Wieder einmal meldet die Deutsche Bahn einen großen Einschnitt im Topmanagement. Wieder einmal wird ein „Neuanfang“ angekündigt.
Und wieder einmal wirkt das alles erstaunlich vertraut.
Seit dem Abgang von Richard Lutz hat die Bahn eine Phase der permanenten Selbstreform durchlaufen, die vor allem eines zeigt: Es fehlt nicht an Veränderungsbereitschaft der Führung – sondern an einer strukturellen Idee, was die Bahn eigentlich sein soll.
Dass Evelyn Palla nun Dutzende Spitzenposten streicht, mag öffentlich den Eindruck entschlossener Modernisierung vermitteln. Es mag für sich genommen auch durchaus nicht falsch sein. Intern erzeugt es vor allem Verunsicherung und den gefährlichen Verlust von Wissensträgern. Und vor allem: Es trifft nicht die Ursachen der Probleme.
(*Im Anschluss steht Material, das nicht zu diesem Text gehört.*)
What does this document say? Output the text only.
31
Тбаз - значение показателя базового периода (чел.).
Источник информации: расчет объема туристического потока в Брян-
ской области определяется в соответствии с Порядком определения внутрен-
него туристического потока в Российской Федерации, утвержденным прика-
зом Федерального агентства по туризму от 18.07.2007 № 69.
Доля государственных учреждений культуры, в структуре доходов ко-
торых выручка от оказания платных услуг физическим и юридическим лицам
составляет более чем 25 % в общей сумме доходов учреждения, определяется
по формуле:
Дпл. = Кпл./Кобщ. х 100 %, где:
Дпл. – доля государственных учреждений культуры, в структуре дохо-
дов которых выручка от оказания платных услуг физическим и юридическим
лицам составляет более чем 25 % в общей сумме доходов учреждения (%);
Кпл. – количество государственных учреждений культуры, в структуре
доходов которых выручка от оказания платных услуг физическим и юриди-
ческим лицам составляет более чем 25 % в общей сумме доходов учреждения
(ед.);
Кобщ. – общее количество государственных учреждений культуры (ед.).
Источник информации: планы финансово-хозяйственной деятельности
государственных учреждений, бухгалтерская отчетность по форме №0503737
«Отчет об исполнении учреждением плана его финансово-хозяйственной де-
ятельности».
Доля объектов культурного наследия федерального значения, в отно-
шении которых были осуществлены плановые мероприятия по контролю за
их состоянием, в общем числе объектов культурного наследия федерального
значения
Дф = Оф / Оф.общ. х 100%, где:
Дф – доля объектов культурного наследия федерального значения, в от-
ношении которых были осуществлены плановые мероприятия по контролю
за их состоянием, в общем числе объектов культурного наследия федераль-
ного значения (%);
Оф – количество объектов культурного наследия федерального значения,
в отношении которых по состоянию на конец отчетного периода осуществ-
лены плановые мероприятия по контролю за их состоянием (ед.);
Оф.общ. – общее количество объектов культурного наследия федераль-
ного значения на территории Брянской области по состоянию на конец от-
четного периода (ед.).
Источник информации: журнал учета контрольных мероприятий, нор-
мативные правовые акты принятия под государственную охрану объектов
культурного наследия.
Denn die entscheidenden Fragen bleiben ungestellt:
- Warum muss ein Netzbetreiber Gewinne erwirtschaften?
- Warum existieren zwischen DB Netz, DB Station&Service, Fernverkehr und Regio widersprüchliche Anreizsysteme?
- Warum wird das Unternehmen wie ein politischer Spielball behandelt, während gleichzeitig unternehmerisches Handeln eingefordert wird?
- Warum wird Infrastructure Governance im Jahrestakt umgestaltet, statt strategisch neu gedacht?
Solange diese Widersprüche fortbestehen, bleibt jeder Personalumbau kosmetisch.
Die Bahn ist ein Hybridwesen, das weder ein klassisches Unternehmen noch eine reine staatliche Infrastruktur ist – und sich zuweilen fühlt wie beides gleichzeitig und keins davon richtig.
Genau darin liegt das Problem: Nicht falsche Personen, sondern falsche Strukturen.
Dass auch jetzt wieder alles auf Managementebene gelöst werden soll, zeigt ein wiederkehrendes Muster deutscher Verkehrspolitik:
Wenn man ein System nicht reformieren kann oder will, reformiert man die Personen.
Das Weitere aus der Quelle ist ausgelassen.